En el verano de 1942, el Tercer Reich alcanzó su máxima expansión territorial. En África del Norte, en donde el Afrika Korps combatía a las órdenes del mariscal Erwin Rommel, los pánzer amenazaban El Cairo. El dominio alemán se extendía también a las aguas del Atlántico, en donde los submarinos germanos habían alcanzado una cifra de tonelaje hundido inasumible para los británicos, que se veían incapaces de aprovisionar a su población. Mientras, en el frente ruso, Hitler había lanzado una ofensiva sobre el Cáucaso, con la vista puesta en sus pozos de petróleo.

Pero todo cambiaría a finales de ese verano de 1942. Rommel fue frenado por Montgomery en El Alamein. En el Atlántico se tomaron medidas de protección que se mostraron útiles en la lucha contra los submarinos. En el frente oriental se comenzó a hablar de una ciudad que marcaría el principio del fin para Hitler y su Reich: Stalingrado. Esta ciudad, situada a orillas del Volga, poseía escaso valor estratégico, pero Hitler se empeñó en su conquista, al igual que Stalin en su defensa, como si se tratase de un duelo personal. El ataque del VI Ejército del general Friedrich Paulus comenzó a finales de agosto; un mes después parecía que la ciudad estaba a punto de caer, pero los rusos habían hecho un fortín de cada casa, cada habitación y cada sótano. Hitler, en un discurso radiado, explicó que lo importante era que la ciudad estaba totalmente rodeada y que se había cortado el tráfico fluvial por el Volga. En su alocución, el führer insistió en que la captura de la ciudad podía demorarse, pero que nada podría evitar la victoria alemana.
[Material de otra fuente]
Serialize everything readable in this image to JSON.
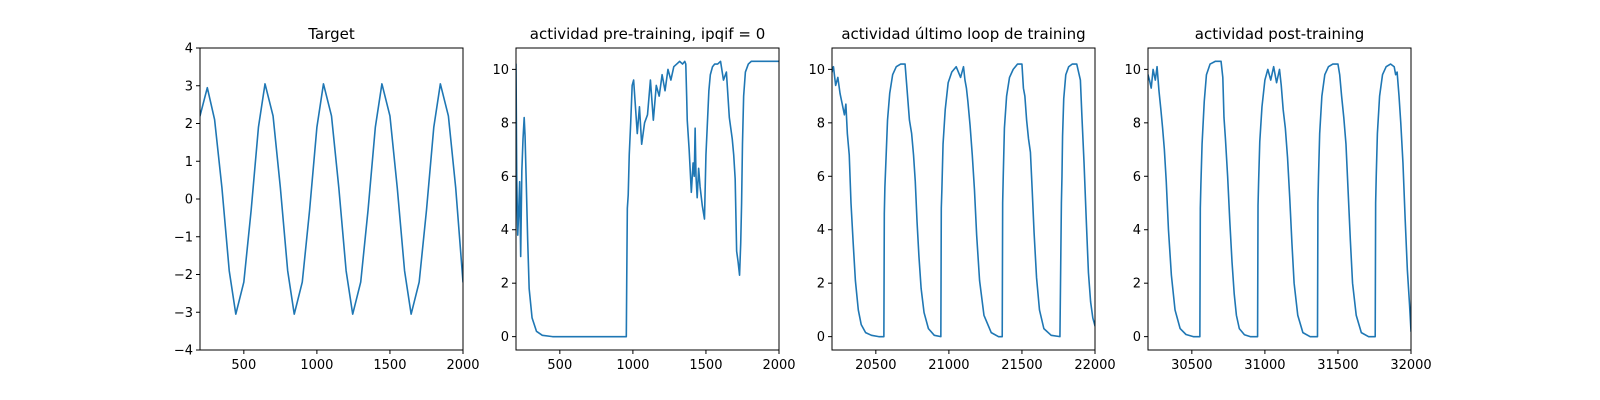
{
  "colors": {
    "line": "#1f77b4",
    "axes": "#000000",
    "background": "#ffffff"
  },
  "chart_data": [
    {
      "type": "line",
      "title": "Target",
      "xlim": [
        200,
        2000
      ],
      "ylim": [
        -4,
        4
      ],
      "xticks": [
        500,
        1000,
        1500,
        2000
      ],
      "yticks": [
        -4,
        -3,
        -2,
        -1,
        0,
        1,
        2,
        3,
        4
      ],
      "series": [
        {
          "x": [
            200,
            250,
            300,
            350,
            400,
            445,
            500,
            550,
            600,
            645,
            700,
            750,
            800,
            845,
            900,
            950,
            1000,
            1045,
            1100,
            1150,
            1200,
            1245,
            1300,
            1350,
            1400,
            1445,
            1500,
            1550,
            1600,
            1645,
            1700,
            1750,
            1800,
            1845,
            1900,
            1950,
            2000
          ],
          "y": [
            2.2,
            2.95,
            2.1,
            0.3,
            -1.9,
            -3.05,
            -2.2,
            -0.3,
            1.9,
            3.05,
            2.2,
            0.3,
            -1.9,
            -3.05,
            -2.2,
            -0.3,
            1.9,
            3.05,
            2.2,
            0.3,
            -1.9,
            -3.05,
            -2.2,
            -0.3,
            1.9,
            3.05,
            2.2,
            0.3,
            -1.9,
            -3.05,
            -2.2,
            -0.3,
            1.9,
            3.05,
            2.2,
            0.3,
            -2.2
          ]
        }
      ]
    },
    {
      "type": "line",
      "title": "actividad pre-training, ipqif = 0",
      "xlim": [
        200,
        2000
      ],
      "ylim": [
        -0.5,
        10.8
      ],
      "xticks": [
        500,
        1000,
        1500,
        2000
      ],
      "yticks": [
        0,
        2,
        4,
        6,
        8,
        10
      ],
      "series": [
        {
          "x": [
            200,
            205,
            212,
            218,
            225,
            232,
            240,
            248,
            256,
            262,
            270,
            280,
            290,
            310,
            340,
            380,
            450,
            600,
            800,
            955,
            958,
            962,
            968,
            975,
            985,
            995,
            1005,
            1015,
            1030,
            1045,
            1060,
            1080,
            1100,
            1120,
            1140,
            1160,
            1180,
            1200,
            1220,
            1240,
            1260,
            1280,
            1300,
            1320,
            1340,
            1355,
            1362,
            1368,
            1372,
            1385,
            1400,
            1412,
            1420,
            1426,
            1432,
            1440,
            1450,
            1460,
            1475,
            1490,
            1500,
            1510,
            1520,
            1530,
            1545,
            1560,
            1580,
            1600,
            1620,
            1640,
            1660,
            1680,
            1690,
            1700,
            1710,
            1720,
            1730,
            1738,
            1744,
            1750,
            1758,
            1770,
            1790,
            1810,
            1840,
            1880,
            1940,
            2000
          ],
          "y": [
            10.2,
            6.0,
            3.8,
            4.6,
            5.8,
            3.0,
            6.2,
            7.4,
            8.2,
            7.5,
            5.8,
            3.6,
            1.8,
            0.7,
            0.2,
            0.05,
            0,
            0,
            0,
            0,
            2.2,
            4.8,
            5.3,
            6.8,
            8.0,
            9.4,
            9.6,
            8.8,
            7.6,
            8.6,
            7.2,
            8.0,
            8.3,
            9.6,
            8.1,
            9.4,
            9.0,
            9.8,
            9.2,
            10.0,
            9.6,
            10.1,
            10.2,
            10.3,
            10.2,
            10.3,
            10.2,
            9.0,
            8.1,
            7.0,
            5.4,
            6.5,
            6.0,
            7.8,
            6.0,
            5.2,
            6.3,
            5.6,
            4.9,
            4.4,
            6.8,
            8.0,
            9.2,
            9.8,
            10.1,
            10.2,
            10.2,
            10.3,
            9.6,
            9.9,
            8.2,
            7.4,
            6.8,
            5.9,
            3.2,
            2.8,
            2.3,
            3.5,
            5.0,
            7.2,
            9.0,
            9.9,
            10.2,
            10.3,
            10.3,
            10.3,
            10.3,
            10.3
          ]
        }
      ]
    },
    {
      "type": "line",
      "title": "actividad último loop de training",
      "xlim": [
        20200,
        22000
      ],
      "ylim": [
        -0.5,
        10.8
      ],
      "xticks": [
        20500,
        21000,
        21500,
        22000
      ],
      "yticks": [
        0,
        2,
        4,
        6,
        8,
        10
      ],
      "series": [
        {
          "x": [
            20200,
            20210,
            20225,
            20240,
            20255,
            20270,
            20285,
            20295,
            20305,
            20318,
            20330,
            20345,
            20360,
            20380,
            20400,
            20430,
            20470,
            20520,
            20555,
            20558,
            20562,
            20570,
            20580,
            20595,
            20615,
            20640,
            20670,
            20700,
            20710,
            20720,
            20730,
            20745,
            20758,
            20770,
            20782,
            20795,
            20810,
            20830,
            20860,
            20900,
            20945,
            20948,
            20952,
            20960,
            20975,
            20995,
            21020,
            21050,
            21080,
            21100,
            21110,
            21120,
            21130,
            21145,
            21160,
            21175,
            21190,
            21210,
            21240,
            21290,
            21340,
            21365,
            21368,
            21372,
            21380,
            21395,
            21415,
            21440,
            21470,
            21500,
            21510,
            21520,
            21532,
            21545,
            21558,
            21570,
            21583,
            21600,
            21620,
            21650,
            21700,
            21760,
            21770,
            21774,
            21778,
            21786,
            21800,
            21820,
            21845,
            21875,
            21900,
            21910,
            21925,
            21940,
            21955,
            21970,
            21985,
            22000
          ],
          "y": [
            9.9,
            10.1,
            9.4,
            9.7,
            9.1,
            8.7,
            8.3,
            8.7,
            7.6,
            6.8,
            5.0,
            3.5,
            2.1,
            1.0,
            0.45,
            0.15,
            0.05,
            0,
            0,
            4.6,
            5.6,
            6.7,
            8.1,
            9.1,
            9.8,
            10.1,
            10.2,
            10.2,
            9.5,
            8.8,
            8.1,
            7.6,
            6.8,
            5.8,
            4.3,
            3.0,
            1.8,
            0.9,
            0.3,
            0.05,
            0,
            4.8,
            5.5,
            7.2,
            8.5,
            9.5,
            9.9,
            10.1,
            9.7,
            10.1,
            9.6,
            9.3,
            8.8,
            7.9,
            6.8,
            5.5,
            3.8,
            2.1,
            0.8,
            0.15,
            0,
            0,
            5.0,
            6.0,
            7.8,
            9.0,
            9.7,
            10.0,
            10.2,
            10.2,
            9.3,
            9.0,
            8.1,
            7.4,
            6.9,
            5.5,
            3.9,
            2.2,
            1.0,
            0.3,
            0.05,
            0,
            5.0,
            6.0,
            7.5,
            8.9,
            9.8,
            10.1,
            10.2,
            10.2,
            9.6,
            8.3,
            6.5,
            4.4,
            2.4,
            1.3,
            0.7,
            0.4
          ]
        }
      ]
    },
    {
      "type": "line",
      "title": "actividad post-training",
      "xlim": [
        30200,
        32000
      ],
      "ylim": [
        -0.5,
        10.8
      ],
      "xticks": [
        30500,
        31000,
        31500,
        32000
      ],
      "yticks": [
        0,
        2,
        4,
        6,
        8,
        10
      ],
      "series": [
        {
          "x": [
            30200,
            30210,
            30222,
            30235,
            30250,
            30262,
            30275,
            30288,
            30300,
            30312,
            30325,
            30340,
            30360,
            30385,
            30420,
            30460,
            30510,
            30555,
            30558,
            30562,
            30570,
            30585,
            30600,
            30625,
            30660,
            30700,
            30712,
            30720,
            30730,
            30745,
            30760,
            30775,
            30790,
            30805,
            30825,
            30860,
            30900,
            30950,
            30953,
            30957,
            30965,
            30980,
            31000,
            31020,
            31040,
            31060,
            31080,
            31100,
            31112,
            31125,
            31140,
            31155,
            31170,
            31185,
            31200,
            31225,
            31260,
            31310,
            31360,
            31363,
            31367,
            31375,
            31390,
            31410,
            31435,
            31465,
            31500,
            31512,
            31525,
            31540,
            31555,
            31570,
            31585,
            31600,
            31625,
            31660,
            31710,
            31755,
            31758,
            31762,
            31770,
            31785,
            31805,
            31830,
            31860,
            31885,
            31895,
            31905,
            31918,
            31930,
            31945,
            31960,
            31975,
            31990,
            32000
          ],
          "y": [
            9.8,
            9.6,
            9.3,
            10.0,
            9.6,
            10.1,
            9.2,
            8.5,
            7.8,
            7.0,
            5.8,
            4.0,
            2.3,
            1.0,
            0.3,
            0.08,
            0,
            0,
            4.8,
            5.7,
            7.2,
            8.8,
            9.8,
            10.2,
            10.3,
            10.3,
            9.7,
            8.2,
            7.4,
            6.0,
            4.3,
            2.8,
            1.6,
            0.8,
            0.3,
            0.07,
            0,
            0,
            4.9,
            5.8,
            7.3,
            8.6,
            9.6,
            10.0,
            9.6,
            10.1,
            9.5,
            10.0,
            9.4,
            8.5,
            7.8,
            6.7,
            5.2,
            3.5,
            2.0,
            0.8,
            0.15,
            0,
            0,
            5.0,
            6.0,
            7.6,
            9.0,
            9.8,
            10.1,
            10.2,
            10.2,
            9.8,
            9.0,
            8.2,
            7.2,
            5.4,
            3.6,
            2.0,
            0.8,
            0.15,
            0,
            0,
            5.0,
            6.0,
            7.6,
            9.0,
            9.8,
            10.1,
            10.2,
            10.1,
            9.8,
            9.9,
            9.0,
            8.0,
            6.5,
            4.4,
            2.5,
            1.2,
            0.2
          ]
        }
      ]
    }
  ]
}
La llegada continua de refuerzos soviéticos a Stalingrado logró mantener la resistencia, mientras los alemanes se iban desangrando en los sucesivos intentos de tomar la ciudad. El 19 de noviembre, el Ejército Rojo atacó los flancos del avance alemán sobre Stalingrado, estrangulándolo y desgajándolo del resto del frente. Los 300.000 hombres del VI Ejército de Paulus habían quedado cercados. Göring se comprometió a abastecerlos por el aire, pero el plan fracasó, al igual que los desesperados intentos de romper el cerco. El 25 de enero de 1943, el VI Ejército quedó partido en dos, pero Hitler no permitió la rendición, nombrando a Paulus mariscal para forzarle a morir luchando u optar por el suicidio, puesto que nunca antes un mariscal alemán se había rendido. Sin embargo, Paulus y el VI Ejército se rindieron el 2 de febrero. La derrota en Stalingrado supuso un shock tanto para Hitler como para toda la población germana, que contempló por primera vez la posibilidad de perder la guerra.
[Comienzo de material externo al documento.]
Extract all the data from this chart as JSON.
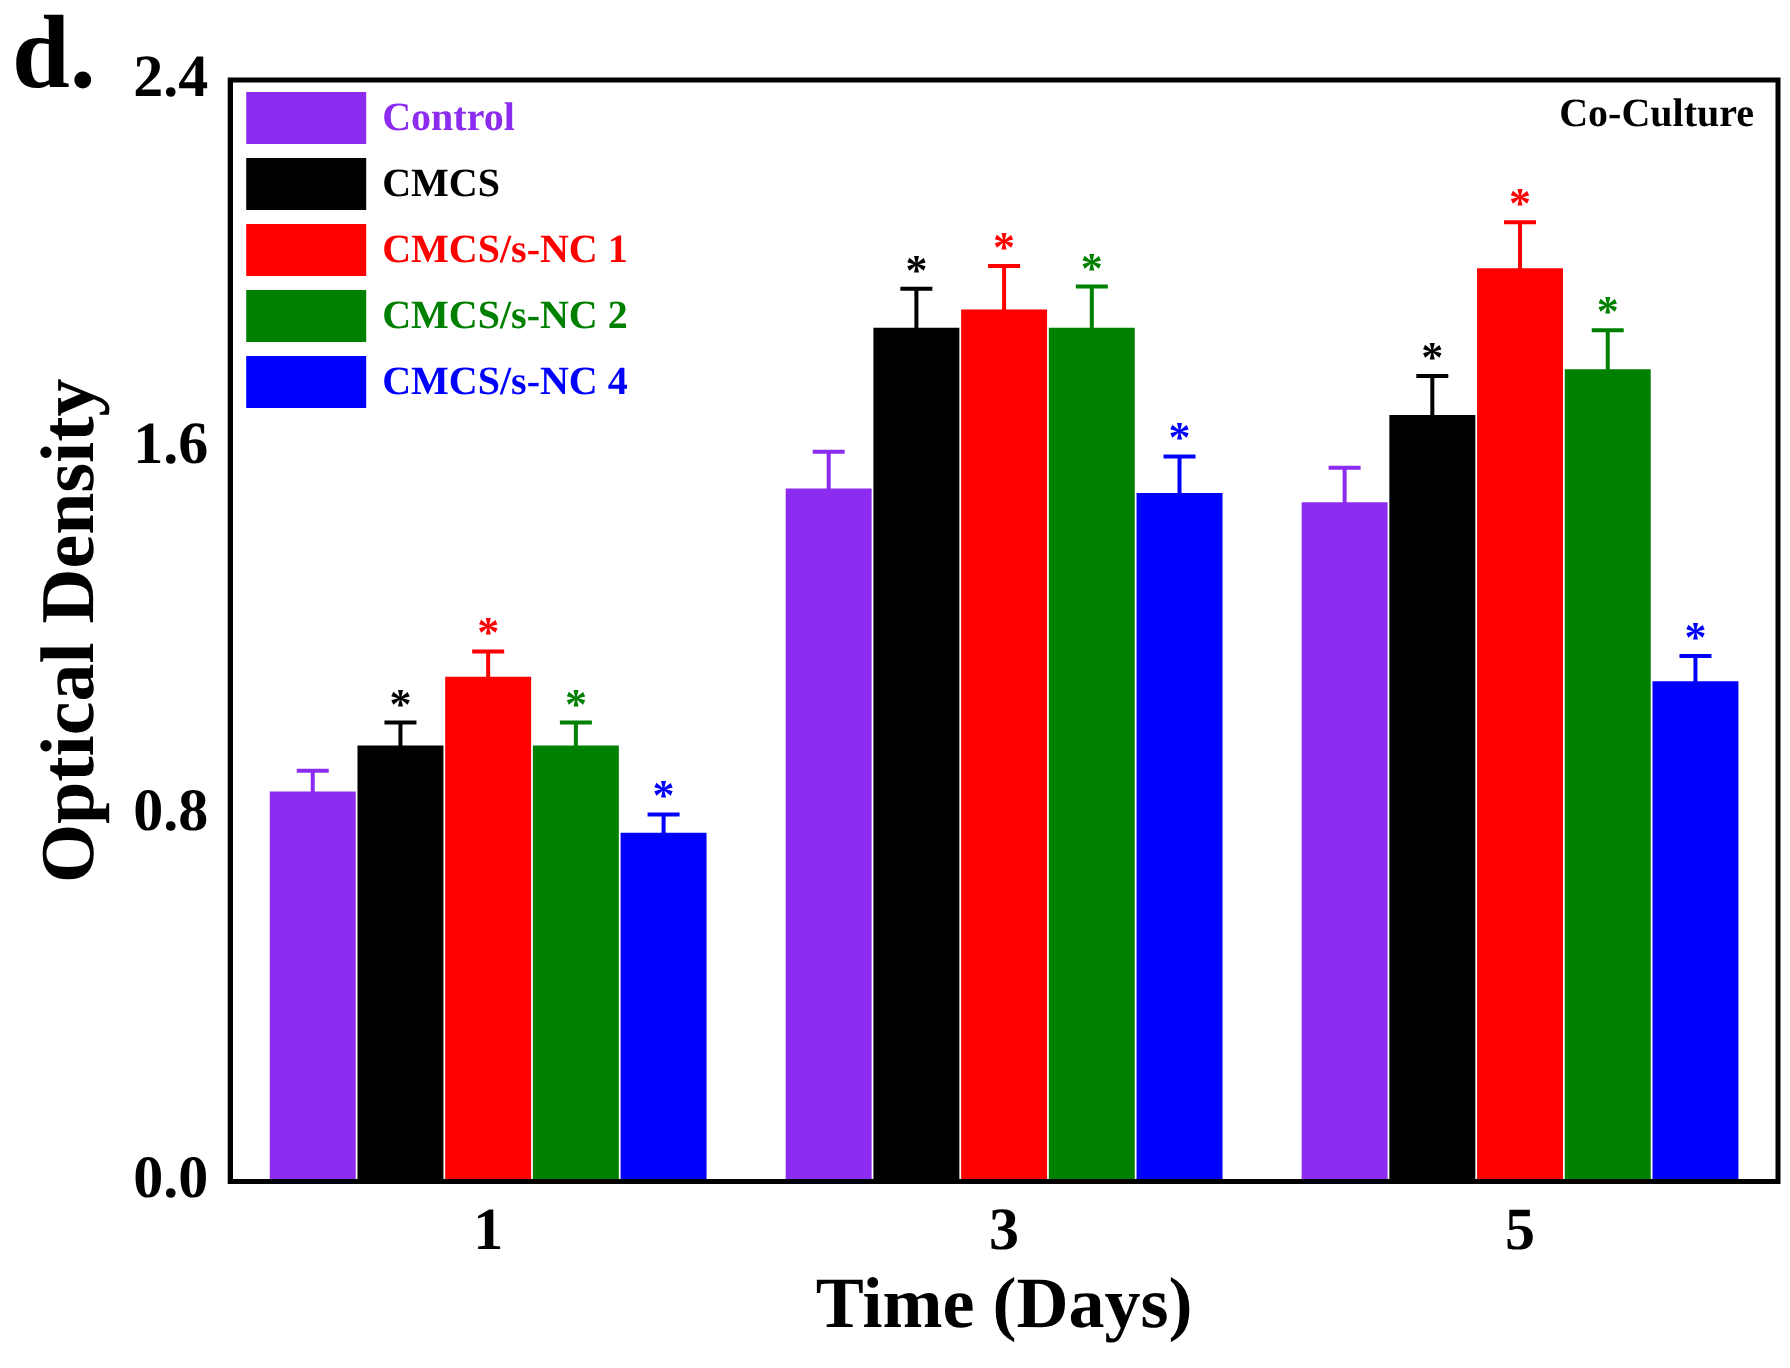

Hitler, con Göring a su derecha y Speer a su izquierda, en una imagen tomada en agosto de 1943. En esos momentos la Wehrmacht acababa de ser derrotada en Kursk y los Aliados habían desembarcado en Sicilia.
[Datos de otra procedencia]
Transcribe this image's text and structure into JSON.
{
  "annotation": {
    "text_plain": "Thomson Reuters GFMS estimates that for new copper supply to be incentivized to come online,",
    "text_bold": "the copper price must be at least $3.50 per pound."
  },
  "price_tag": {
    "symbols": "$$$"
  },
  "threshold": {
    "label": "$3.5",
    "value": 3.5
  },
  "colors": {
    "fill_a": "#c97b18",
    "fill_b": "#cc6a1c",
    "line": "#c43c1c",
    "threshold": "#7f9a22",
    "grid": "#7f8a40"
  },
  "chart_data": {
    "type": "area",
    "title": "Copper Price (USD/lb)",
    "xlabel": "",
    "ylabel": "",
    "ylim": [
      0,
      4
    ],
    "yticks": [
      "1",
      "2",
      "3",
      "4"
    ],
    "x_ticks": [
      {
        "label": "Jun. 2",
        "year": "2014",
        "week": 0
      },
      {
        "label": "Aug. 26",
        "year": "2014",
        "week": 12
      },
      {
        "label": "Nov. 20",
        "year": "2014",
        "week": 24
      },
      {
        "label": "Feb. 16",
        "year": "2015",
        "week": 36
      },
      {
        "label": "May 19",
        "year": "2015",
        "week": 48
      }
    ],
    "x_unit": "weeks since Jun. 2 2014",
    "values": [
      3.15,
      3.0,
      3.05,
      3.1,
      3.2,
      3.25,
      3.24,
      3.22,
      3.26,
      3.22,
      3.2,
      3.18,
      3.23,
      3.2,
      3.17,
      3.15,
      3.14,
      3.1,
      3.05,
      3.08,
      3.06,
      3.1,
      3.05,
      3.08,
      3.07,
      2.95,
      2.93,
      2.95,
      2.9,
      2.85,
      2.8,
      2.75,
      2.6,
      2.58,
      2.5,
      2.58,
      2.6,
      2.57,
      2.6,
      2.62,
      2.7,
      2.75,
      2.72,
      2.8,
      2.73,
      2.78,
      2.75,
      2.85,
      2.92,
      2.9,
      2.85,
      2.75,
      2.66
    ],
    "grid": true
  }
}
Pese a esa debacle a orillas del Volga, Hitler confiaba todavía en dar la vuelta a la situación. La campaña de verano de 1943 se centró en el intento de embolsar las fuerzas soviéticas que formaban un saliente en torno a la ciudad de Kursk. Allí, Alemania tomaría la iniciativa por última vez en el frente oriental, poniendo en juego buena parte de sus reservas. Pero los sucesivos aplazamientos habían permitido a los rusos mejorar las defensas y concentrar sus fuerzas, lo que llevó al fracaso de la ofensiva. La batalla de Kursk supondría el cambio definitivo de las tornas en Rusia; el sueño de Hitler de expandir el Reich alemán por el este, que tanto había excitado su imaginación, quedaba definitivamente enterrado.